Mr. Gere joined the International Campaign for Tibet's Board of
Directors where he has served as Chairman since 1995 and he has
addressed the U.S. Senate Committee on Foreign Relations, the
Congressional Human Rights Caucus, the U.S. House of Representatives,
the European Parliament, and the United Nations Human Rights Commission
in Geneva. He has sponsored numerous U.S. visits, teachings, and
publications by His Holiness the Dalai Lama.

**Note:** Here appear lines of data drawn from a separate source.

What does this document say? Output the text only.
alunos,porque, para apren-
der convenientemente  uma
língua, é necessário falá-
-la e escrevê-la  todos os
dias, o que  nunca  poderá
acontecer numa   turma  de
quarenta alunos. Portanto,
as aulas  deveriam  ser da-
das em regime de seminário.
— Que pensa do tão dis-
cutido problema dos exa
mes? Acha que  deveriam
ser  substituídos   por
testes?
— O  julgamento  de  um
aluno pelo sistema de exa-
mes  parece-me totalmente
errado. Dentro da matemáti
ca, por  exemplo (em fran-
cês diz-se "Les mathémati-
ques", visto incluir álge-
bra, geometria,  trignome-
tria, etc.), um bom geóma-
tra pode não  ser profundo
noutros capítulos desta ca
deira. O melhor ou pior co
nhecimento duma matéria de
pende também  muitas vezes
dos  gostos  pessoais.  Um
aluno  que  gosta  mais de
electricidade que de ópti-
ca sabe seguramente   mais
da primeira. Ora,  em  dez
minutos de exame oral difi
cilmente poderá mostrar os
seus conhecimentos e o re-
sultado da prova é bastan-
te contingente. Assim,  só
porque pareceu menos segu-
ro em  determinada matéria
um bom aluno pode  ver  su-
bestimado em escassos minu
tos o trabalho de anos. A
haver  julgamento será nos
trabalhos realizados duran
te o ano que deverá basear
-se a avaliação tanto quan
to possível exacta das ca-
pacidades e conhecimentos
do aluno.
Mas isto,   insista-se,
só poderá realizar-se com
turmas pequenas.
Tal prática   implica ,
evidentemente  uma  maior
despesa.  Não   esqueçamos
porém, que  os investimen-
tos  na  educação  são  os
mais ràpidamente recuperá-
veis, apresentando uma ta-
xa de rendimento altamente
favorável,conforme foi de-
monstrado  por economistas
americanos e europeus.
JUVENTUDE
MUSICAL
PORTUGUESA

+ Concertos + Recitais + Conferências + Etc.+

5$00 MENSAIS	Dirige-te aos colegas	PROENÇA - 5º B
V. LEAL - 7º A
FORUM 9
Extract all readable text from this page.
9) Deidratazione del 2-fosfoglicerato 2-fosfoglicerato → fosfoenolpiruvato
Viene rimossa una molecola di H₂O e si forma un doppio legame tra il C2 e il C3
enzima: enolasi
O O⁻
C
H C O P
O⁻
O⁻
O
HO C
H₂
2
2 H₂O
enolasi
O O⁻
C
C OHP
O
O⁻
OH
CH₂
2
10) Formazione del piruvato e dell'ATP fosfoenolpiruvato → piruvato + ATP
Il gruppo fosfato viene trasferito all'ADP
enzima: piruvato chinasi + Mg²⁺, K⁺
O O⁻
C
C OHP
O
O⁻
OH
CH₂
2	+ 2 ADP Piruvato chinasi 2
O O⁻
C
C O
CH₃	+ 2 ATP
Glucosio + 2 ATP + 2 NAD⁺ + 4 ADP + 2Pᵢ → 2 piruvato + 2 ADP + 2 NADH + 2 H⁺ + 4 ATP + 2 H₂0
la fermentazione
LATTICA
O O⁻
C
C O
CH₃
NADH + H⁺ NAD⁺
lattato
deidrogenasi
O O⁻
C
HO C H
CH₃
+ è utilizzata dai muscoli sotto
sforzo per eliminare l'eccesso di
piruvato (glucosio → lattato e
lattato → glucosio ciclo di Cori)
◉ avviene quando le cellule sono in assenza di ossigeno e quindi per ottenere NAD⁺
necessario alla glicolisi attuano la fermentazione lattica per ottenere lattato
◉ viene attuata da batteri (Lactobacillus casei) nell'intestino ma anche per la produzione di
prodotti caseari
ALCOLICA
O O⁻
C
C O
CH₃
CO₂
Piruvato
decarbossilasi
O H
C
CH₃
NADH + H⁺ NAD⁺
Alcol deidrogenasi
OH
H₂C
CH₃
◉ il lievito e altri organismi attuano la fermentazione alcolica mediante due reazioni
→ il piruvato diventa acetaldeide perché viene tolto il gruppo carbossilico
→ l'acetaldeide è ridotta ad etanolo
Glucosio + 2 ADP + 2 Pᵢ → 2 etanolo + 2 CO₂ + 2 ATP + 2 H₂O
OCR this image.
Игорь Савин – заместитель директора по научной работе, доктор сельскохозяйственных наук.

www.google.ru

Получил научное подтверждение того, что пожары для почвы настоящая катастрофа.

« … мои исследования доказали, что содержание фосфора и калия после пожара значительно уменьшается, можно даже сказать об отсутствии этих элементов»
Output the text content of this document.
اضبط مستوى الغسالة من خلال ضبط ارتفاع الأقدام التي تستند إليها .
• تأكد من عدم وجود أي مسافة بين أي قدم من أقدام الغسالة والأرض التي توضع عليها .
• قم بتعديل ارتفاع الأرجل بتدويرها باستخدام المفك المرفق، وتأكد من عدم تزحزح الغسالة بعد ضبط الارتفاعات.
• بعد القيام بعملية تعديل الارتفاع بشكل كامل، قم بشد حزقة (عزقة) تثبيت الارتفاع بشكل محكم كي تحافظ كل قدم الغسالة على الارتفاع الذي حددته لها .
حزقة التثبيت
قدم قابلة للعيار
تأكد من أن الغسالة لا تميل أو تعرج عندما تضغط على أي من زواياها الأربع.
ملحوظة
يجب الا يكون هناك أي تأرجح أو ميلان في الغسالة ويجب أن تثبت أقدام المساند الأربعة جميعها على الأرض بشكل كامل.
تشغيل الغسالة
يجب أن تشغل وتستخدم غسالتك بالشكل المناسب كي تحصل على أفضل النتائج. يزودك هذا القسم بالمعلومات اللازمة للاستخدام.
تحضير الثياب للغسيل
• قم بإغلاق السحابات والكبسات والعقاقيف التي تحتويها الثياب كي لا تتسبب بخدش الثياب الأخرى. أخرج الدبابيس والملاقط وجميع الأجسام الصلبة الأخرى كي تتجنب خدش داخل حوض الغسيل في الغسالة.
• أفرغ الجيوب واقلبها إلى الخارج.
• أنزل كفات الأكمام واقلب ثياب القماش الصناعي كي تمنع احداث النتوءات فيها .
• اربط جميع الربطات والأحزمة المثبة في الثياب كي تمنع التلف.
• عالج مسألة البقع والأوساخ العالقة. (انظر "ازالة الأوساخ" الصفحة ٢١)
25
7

Since the early 1980s, Gere also campaigned for awareness and
education in HIV-AIDS affected communities. He helped build the first
female dormitory in India for HIV-positive women, their children, and
HIV-positive orphans. He launched the Heroes Project in partnership
with Parmesh Godrej, Kaiser Family Foundation and the Avahan AIDS
Initiative of the Bill & Melinda Gates Foundation to mobilize
government, societal leaders, and the media industry to fight HIV/AIDS
in India.
Most recently Gere has worked with advocacy groups like CRISIS UK
and RAIS Fundacion to draw attention to the homeless crisis. He has
testified in the Spanish Senate on the value of housing first and the
urgent need for integrated solutions around the issue.
Gere has received honors from Amnesty International, amfAR, the
Elizabeth Glaser Pediatric AIDS Foundation, Hadassah International, The
Tibet Fund, and the Harvard AIDS Institute. He is the recipient of the
German Sustainability Award for Advocacy, CARE's Humanitarian Award for
Global Change, the Eleanor Roosevelt Humanitarian Award, the Marian
Anderson Award, and Freedom House's Raising Awareness Award.
Lhadon Tethong, Co-founder and Director of Tibet Action Institute
As director of Tibet Action Institute, Lhadon Tethong leads a team
of technologists and rights advocates developing open-source
technologies, strategies, and training programs for Tibetans and others
living under extreme repression. Formerly the executive director of
Students for a Free Tibet International, Lhadon led the campaign
against the 2008 Beijing Olympics. She received the James Lawson Award
for Nonviolent Achievement from the International Center on Nonviolent
Conflict in 2011 and accepted the Democracy Award from the National
Endowment for Democracy on behalf of Tibet Action Institute in 2018.
Tenzin Dorjee, Senior Researcher and Strategist at Tibet Action
Institute
Tenzin Dorjee is a doctoral candidate at Columbia University's
Department of Political Science. He is the author of The Tibetan
Nonviolent Struggle: A Strategic and Historical Analysis. His writings
have appeared in the Washington Post, Foreign Policy, Journal of
Democracy, National Interest, Tibetan Review, and the Oxford
Encyclopedia of Politics and Religion.